C’est la deuxième fois, en moins d’une année, que ce jeune homme de 21 ans dirige une bande de braqueurs dont l’objectif est de mettre la main sur la recette journalière de la chaîne de supermarchés Dream Price. Son père, lui, est d’avis qu’il paie les conséquences de ses mauvaises fréquentations.

«Monn degoute ar li.» Memode Ellaheebuksh, un habitant de St-Aubin, est complètement révolté. Nous l’avons rencontré hier, quelques secondes seulement après qu’il a conduit son fils Fadeel au poste de police de Rivière-des-Anguilles. Accompagné de son avocat, Me Samad Goolamaully, ce dernier s’est constitué prisonnier dans le hold-up orchestré à l’encontre d’un manager des supermarchés Dream Price le jeudi 28 février.

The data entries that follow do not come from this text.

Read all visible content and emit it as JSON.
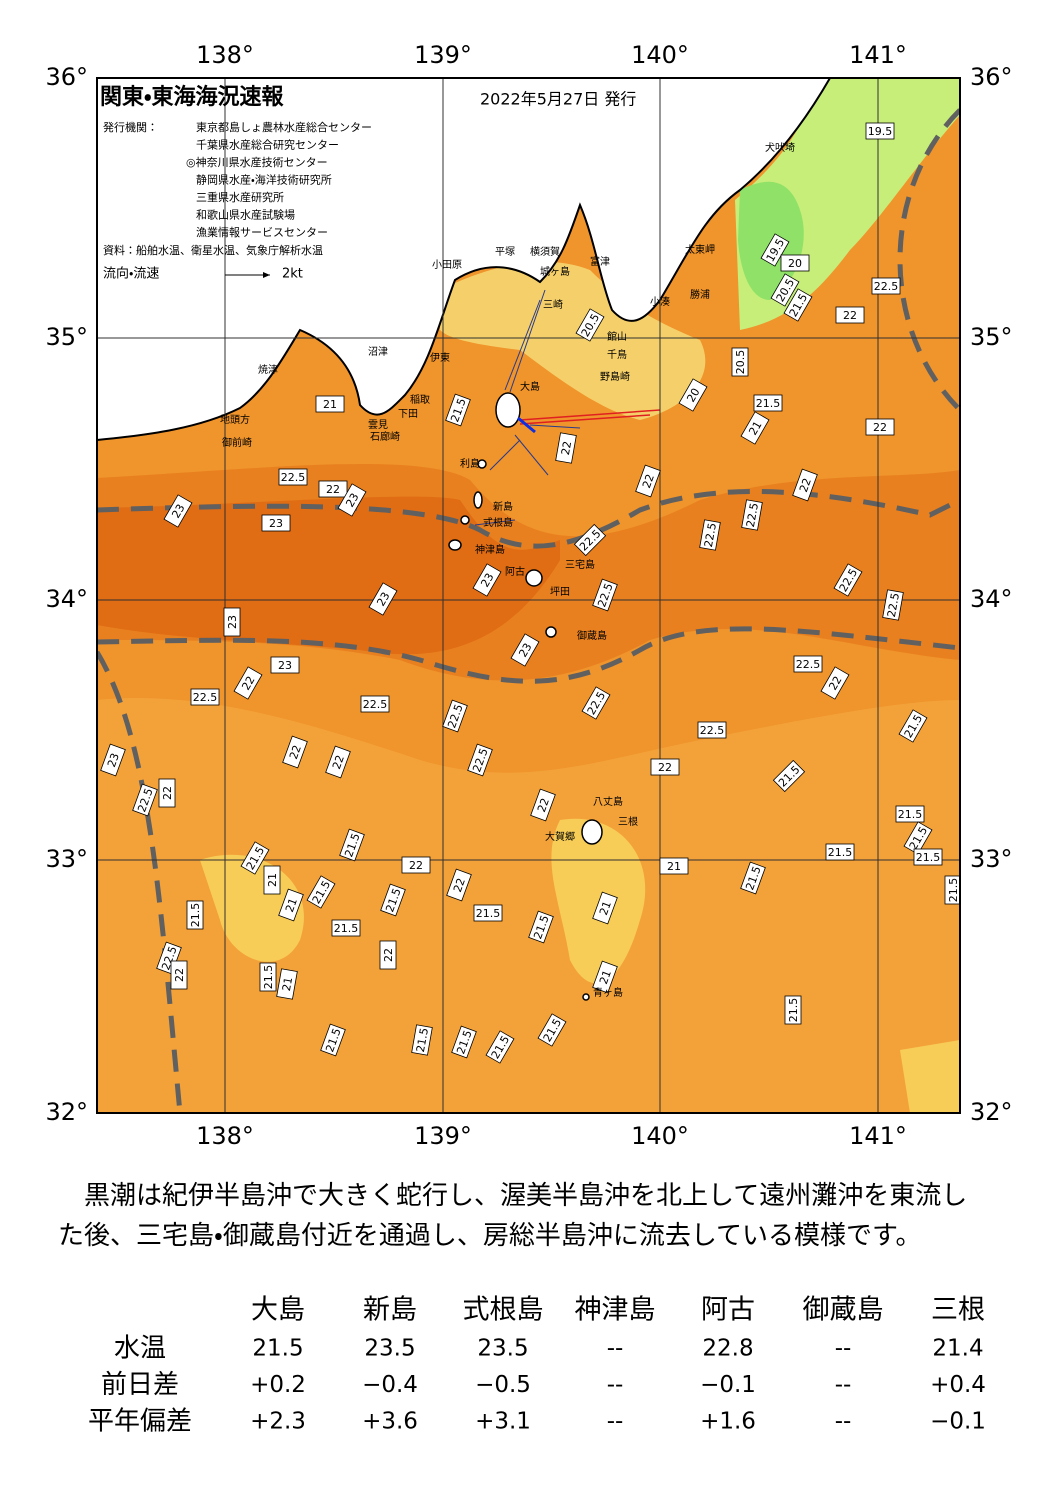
{
  "header": {
    "title": "関東・東海海況速報",
    "date": "2022年5月27日 発行",
    "issuer_label": "発行機関：",
    "issuers": [
      "東京都島しょ農林水産総合センター",
      "千葉県水産総合研究センター",
      "◎神奈川県水産技術センター",
      "静岡県水産・海洋技術研究所",
      "三重県水産研究所",
      "和歌山県水産試験場",
      "漁業情報サービスセンター"
    ],
    "source": "資料：船舶水温、衛星水温、気象庁解析水温",
    "current_label": "流向・流速",
    "scale_label": "2kt"
  },
  "axes": {
    "lon_top": [
      "138°",
      "139°",
      "140°",
      "141°"
    ],
    "lon_bottom": [
      "138°",
      "139°",
      "140°",
      "141°"
    ],
    "lat_left": [
      "36°",
      "35°",
      "34°",
      "33°",
      "32°"
    ],
    "lat_right": [
      "36°",
      "35°",
      "34°",
      "33°",
      "32°"
    ]
  },
  "place_names": [
    "犬吠埼",
    "太東岬",
    "勝浦",
    "小湊",
    "館山",
    "千鳥",
    "野島崎",
    "富津",
    "横須賀",
    "城ヶ島",
    "三崎",
    "平塚",
    "小田原",
    "沼津",
    "伊東",
    "焼津",
    "稲取",
    "下田",
    "雲見",
    "石廊崎",
    "地頭方",
    "御前崎",
    "大島",
    "利島",
    "新島",
    "式根島",
    "神津島",
    "阿古",
    "三宅島",
    "坪田",
    "御蔵島",
    "八丈島",
    "三根",
    "大賀郷",
    "青ヶ島"
  ],
  "contour_labels": [
    19.5,
    19.5,
    20,
    20.5,
    21.5,
    22.5,
    22,
    20.5,
    20.5,
    20,
    21.5,
    21,
    22,
    21.5,
    21,
    22.5,
    22,
    23,
    23,
    23,
    22,
    22,
    22,
    22.5,
    22.5,
    22.5,
    22.5,
    22.5,
    22.5,
    23,
    23,
    23,
    23,
    23,
    22.5,
    22,
    22.5,
    22,
    22.5,
    22.5,
    22.5,
    22.5,
    22.5,
    21.5,
    22,
    22,
    22,
    21.5,
    23,
    22.5,
    22,
    22,
    21.5,
    21.5,
    21.5,
    21.5,
    22,
    21.5,
    21.5,
    21,
    21,
    21.5,
    22,
    21.5,
    21,
    21.5,
    21,
    21.5,
    21.5,
    21.5,
    21.5,
    21.5,
    22,
    22.5,
    22,
    21.5,
    21,
    21,
    21.5,
    21.5,
    21.5,
    21.5,
    21.5,
    21.5
  ],
  "description": "黒潮は紀伊半島沖で大きく蛇行し、渥美半島沖を北上して遠州灘沖を東流した後、三宅島・御蔵島付近を通過し、房総半島沖に流去している模様です。",
  "table": {
    "columns": [
      "大島",
      "新島",
      "式根島",
      "神津島",
      "阿古",
      "御蔵島",
      "三根"
    ],
    "rows": [
      {
        "label": "水温",
        "values": [
          "21.5",
          "23.5",
          "23.5",
          "--",
          "22.8",
          "--",
          "21.4"
        ]
      },
      {
        "label": "前日差",
        "values": [
          "+0.2",
          "−0.4",
          "−0.5",
          "--",
          "−0.1",
          "--",
          "+0.4"
        ]
      },
      {
        "label": "平年偏差",
        "values": [
          "+2.3",
          "+3.6",
          "+3.1",
          "--",
          "+1.6",
          "--",
          "−0.1"
        ]
      }
    ]
  }
}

Ce jour-là, Fadeel et ses complices, armés, ont failli faire main basse sur la somme de Rs 1,2 million, soit la recette du jour de la branche située à Chemin-Grenier. La police soupçonne d’ailleurs Fadeel d’être le cerveau dans cette affaire. Il avait réussi à prendre la fuite ce jour-là, alors que ses cinq complices avaient été arrêtés par la police.
Nawshil Beeharry, 19 ans, habitant Britannia, Nadeem Bhoyjoo, 19 ans, habitant Beau-Bassin, Olivier Aza, 19 ans, habitant Quatre-Bornes, Kalil Hoosany, 18 ans, habitant Beau-Bassin et Adam Augustin, 31 ans, habitant St-Aubin, ont comparu devant le tribunal de Souillac le vendredi 1er mars. Ils font l’objet d’une charge provisoire de larceny armed with offensive weapon. La police a objecté à leur remise en liberté sous caution. Fadeel, lui, devrait comparaître devant la bail & remand court ce matin. La police devrait également objecter à sa remise en liberté sous caution.

«Je m’en lave les mains»
Son père, Memode, 48 ans et employé comme vigile sur la propriété sucrière de localité, confie qu’il ne compte pas débourser de l’argent pour payer la caution de son fils : «Il était en liberté conditionnelle. Il avait commis un autre braquage, chez Dream Price, en juin dernier. Ses cinq complices et lui avaient emporté environ Rs 1 million. J’avais payé Rs 10 000 pour sa caution. Zis ar li ki gagn problem. Si les autres membres de la famille veulent le faire libérer, ils n’ont qu’à rassembler la somme voulue pour lui payer une nouvelle caution. Je m’en lave les mains. Je vais garder mon argent pour les études de mes autres fils.»

Une réaction qui témoigne d’un ras-le-bol : «Pa kone kuma linn mal tombe kumsa. Fadeel fêtera ses 22 ans en juin. J’ai quatre fils. Il est le second. Mon fils aîné va décrocher son diplôme en juin. Le troisième vient de terminer son Higher School Certificate (HSC) et va entamer des études supérieures. Le benjamin est en Form II. Fadeel est le seul qui nous cause des ennuis. Il n’a pas de HSC, mais un General Certificate of Education. Il fréquentait le collège d’état de Riambel.»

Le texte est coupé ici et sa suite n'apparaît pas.